Adolescence, 2008, T. 26, n°1, pp. 117-129.

Odile Falque : the mysticism of everyday life with etty hillesum

Mysticism : one can’t talk about it, and one can’t not talk about it. It consists of remaining in the illusion and the tension of paradoxes, particularly life-death, through a revisiting of the adolescent processes that Etty Hillseum situates at the onset of puberty. She returns to the originary, and it is a matter of getting out of this. This is what is at stake in her encounter with her psychologist, Julius Spier, an encounter that was, first of all, eroticized, in transgression, afterwards idealized and sublimated, in the discovery all at once the capacity to be alone, to think, to dream, to pray, for both seekers after God.
The mystical experience would be rooted in enjoyment, in transgression and in death.
“ The mysticism of everyday life ” may be spoken of in the psychical economy of the subject in movements of libidinal hyperinvestment, of disinvestment and of re-investment in the reality of daily life, which brings renewed energy, for the deepening and widening of psychical and spiritual space, caring for others, the mission that must be accomplished and the witness that must be given.
Such was the path of Etty Hillesum, a mystic who remain “ on the march ” towards death, survival, as recounted in her diaries An Interrupted Life, between 1941 and 1943, from Amsterdam to Auschwitz.
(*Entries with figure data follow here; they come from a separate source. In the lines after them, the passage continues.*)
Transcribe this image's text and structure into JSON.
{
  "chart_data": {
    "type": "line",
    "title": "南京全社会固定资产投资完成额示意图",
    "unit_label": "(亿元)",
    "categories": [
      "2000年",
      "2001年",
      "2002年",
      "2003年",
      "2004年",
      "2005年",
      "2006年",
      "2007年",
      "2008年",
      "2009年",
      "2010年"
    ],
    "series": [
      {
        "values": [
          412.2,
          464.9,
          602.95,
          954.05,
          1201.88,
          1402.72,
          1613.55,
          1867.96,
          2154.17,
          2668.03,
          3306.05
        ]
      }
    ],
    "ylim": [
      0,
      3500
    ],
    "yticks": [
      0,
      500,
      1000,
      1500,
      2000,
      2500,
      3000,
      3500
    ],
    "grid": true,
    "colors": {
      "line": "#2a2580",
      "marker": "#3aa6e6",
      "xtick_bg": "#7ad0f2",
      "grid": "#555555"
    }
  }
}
Adolescence, 2008, T. 26, n°1, pp. 23-39.

Yves Morhain : the paradox of the « confinement » of adolescent et young adult murderers : between destructiveness and creativity

Today’s delinquency, characterized by aggression against the other, the counterpart, which is often sudden, indeed, an immediate, destructive explosion, belongs to the archaic which has to do with the subjective existence of the subject. Judicial approaches offer forms of social re-education and prevention, focused on the transgressive, disorganizing act rather than on the potential for starting over, lead to the « confinement » of these problematic adolescents and young adults, reproducing a stigmatization of the troublemakers within prison walls.
In what turns out to be an impasse, « confinement » can carry out and induce the dynamic of a passage, by establishing frameworks for therapeutic mediation which involve the violent adolescent in a work of psychical re-elaboration and in a relaunching of his subjective dynamic. This opens the way to constructive and creative drive satisfactions which are not just a place of release for these adolescents. These transformative spaces can lead to symbolization and put these youths back into a network of intersubjectivity, a community of exchanges enabling them to turns towards a space of possibilities.
Adolescence, 2013, 30, 4, 797-813.

Philippe Gutton : paradoxes in metamorphosis

Metamorphosis establishes a paradoxical contradiction between originality and program, « hazard and necessity », disorder and order, difference and similarity, subject and subjection, making possible a reflection between sublimation and control. Also paradoxical is its happening in time, for the illusion of the pubertaire is creative insofar as there is oscillation between it and disillusion. Repeat R. Kaës’ fundamental adage whose paradoxical character cannot be missed : « The subject is first of all an inter-subject », the pubertary metamorphosis is in an exemplary way that of the inter-subject : it includes the other in its very procedure. There is no solitary structural change. The pubertaire is not a (re)finding of the object but a revelation of genital alterity

The « metamorphic contract » is singularly enlarged when it connotes the ongoing creation of a bond between subject and society, individual and group, singular discourse and cultural referent.

Adolescence, 2011, T. 29 n°1, pp. 171-189.